O Siqueira teve ímpetos de lhe dizer: "Não, não é porque estejas pobre; é porque és muito cacete", mas conteve-se.

- Mas tu, Siqueira, tu, não creio que fujas de mim pelo mesmo motivo. .

- Mas eu não fugi!

- Antes assim. De onde vens?

- Do Lírico.

- És um homem feliz.

- Porquê?

- Porque podes ir ao Lírico. Tu sabes como eu sou doido por música; pois bem: desde 1871... não! Ora, espera!.. desde 1872... ou 1873... enfim, há trinta e tantos anos, nunca mais ouvi uma ópera!

- Que estás dizendo?

- A verdade. Não sei o que é Tamagno, nem Gayarre, nem Caruso, nem nada! A última ópera que ouvi, ainda no Provisório, no Campo de Sant'Ana, foi a Força do Destino.

O Siqueira estendeu a mão para despedir-se, mas o Rubião agarrou-o por um botão do sobretudo, e continuou:

- Ah! naquele tempo eu não só ia ao teatro, como era amigo dos artistas... Fiz muita amizade com um deles, justamente naquele tempo... 1871 ou 1872... era um baixo, mas que baixo! Não creio que voltasse nunca ao Rio de Janeiro um baixo com uma voz daquelas! Era de primo cartelo!

- Como se chamava?

- Chamava-se... ora espera... Chamava-se...

E o Rubião meditou durante dois minutos, a procurar o nome do cantor sempre agarrado ao botão do Siqueira.

- Bem! depois me dirás... Adeus, Rubião!

- Espera, homem de Deus! Tenho o nome debaixo da língua! Ora, senhor! Um artista com quem eu ceava todas as noites! Por falar em cear: não te apetece agora um chocolate?

- O que me apetece é dormir.

- Ainda é cedo. Vamos ali ao Paris.

O Siqueira não teve remédio senão ir tomar chocolate com o Rubião.

- Ora, que coisa esquisita! - dizia o maçador enquanto bebia. - Não me posso lembrar do nome do baixo!

- Deixa lá o baixo e anda com isso, que são horas.

- Onde estás morando?

- Na Rua da Imperatriz.

- Ainda no mesmo sobradinho?

- Ainda.

Quando acabaram de tomar o chocolate, que o Siqueira pagou, vieram ambos de novo para o Largo da Carioca.

- Bom! Agora adeus, Rubião!

- Que diabo! Eu não queria separar-me de ti antes de me lembrar do nome do baixo. Não imaginas a aflição que isto me causa!

E quis de novo agarrar o outro pelo botão, mas desta vez o Siqueira protestou:

- Deixa o botão!

- Sabes que mais? A noite está fresca... vou levar-te até a porta de casa... Talvez que em caminho eu me lembre do nome do baixo.

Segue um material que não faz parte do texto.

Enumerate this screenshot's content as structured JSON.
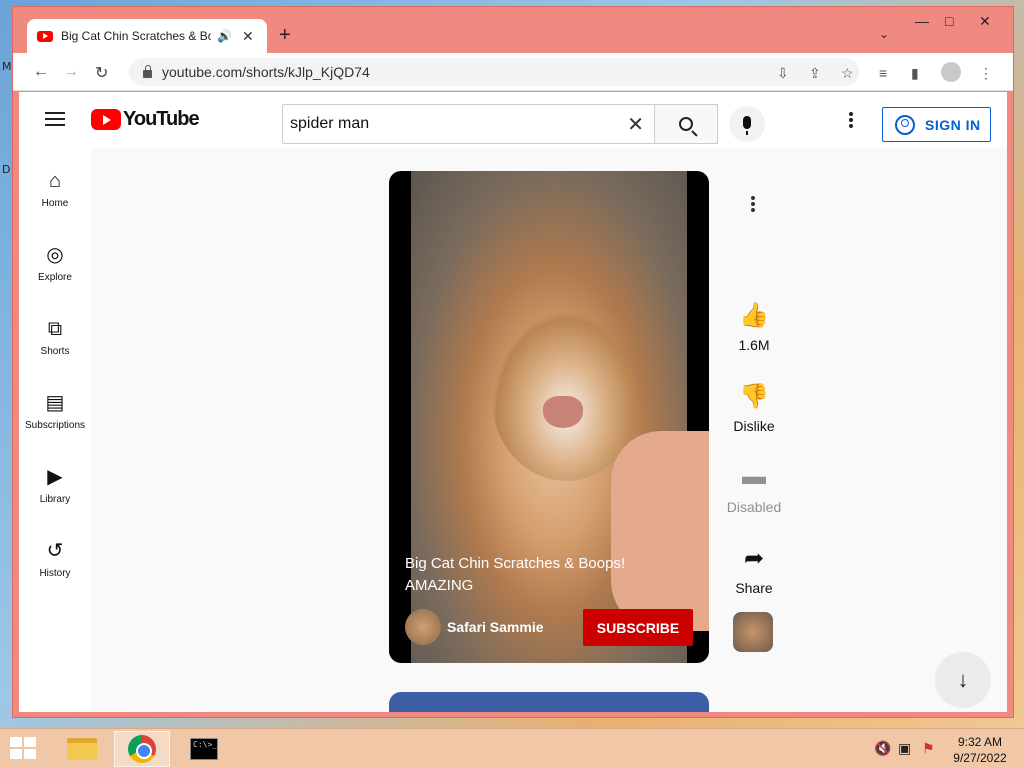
{
  "desktop": {
    "side_letters": [
      "M",
      "D"
    ]
  },
  "browser": {
    "tab": {
      "title": "Big Cat Chin Scratches & Boops!",
      "audio_icon": "speaker-icon"
    },
    "new_tab_label": "+",
    "url": "youtube.com/shorts/kJlp_KjQD74",
    "window_controls": {
      "minimize": "—",
      "maximize": "□",
      "close": "✕"
    }
  },
  "youtube": {
    "logo_text": "YouTube",
    "search": {
      "value": "spider man",
      "placeholder": "Search"
    },
    "sign_in_label": "SIGN IN",
    "guide": [
      {
        "label": "Home",
        "icon": "home-icon"
      },
      {
        "label": "Explore",
        "icon": "compass-icon"
      },
      {
        "label": "Shorts",
        "icon": "shorts-icon"
      },
      {
        "label": "Subscriptions",
        "icon": "subscriptions-icon"
      },
      {
        "label": "Library",
        "icon": "library-icon"
      },
      {
        "label": "History",
        "icon": "history-icon"
      }
    ],
    "short": {
      "title": "Big Cat Chin Scratches & Boops! AMAZING",
      "channel": "Safari Sammie",
      "subscribe_label": "SUBSCRIBE",
      "likes": "1.6M",
      "dislike_label": "Dislike",
      "comments_label": "Disabled",
      "share_label": "Share"
    }
  },
  "taskbar": {
    "time": "9:32 AM",
    "date": "9/27/2022",
    "cmd_text": "C:\\>_"
  }
}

Siqueira quis evitar que ele realizasse a ameaça, mas não houve meio, e o pobre rapaz foi cruelmente caceteado até à Rua da Imperatriz.

À porta de casa, já o trinco estava na fechadura, e o Rubião procurava lembrar-se do nome do cantor.

- Eu desespero! Enfim, amanhã mando-te o nome dele num cartão postal... Adeus, Siqueira!

- Adeus, Rubião!.

- Olha!

- Não! Adeus!.

E a porta bateu com força.

O Siqueira suspirou, subiu a escada e foi para o seu quarto, despindo-se, deitou-se, e adormeceu logo, pois estava realmente com sono; mas não se tinha passado talvez meia hora, que despertou sobressaltado com o barulho que faziam, batendo à porta da rua.

- Ó Siqueira! Ó Siqueira! Chega à janela!... – gritava uma voz.

O Siqueira deu um pulo da cama, embrulhou-se num cobertor, abriu a janela e viu no meio da rua o Rubião, que disse:

- Olha, o nome do baixo era Ordinás! Boa noite.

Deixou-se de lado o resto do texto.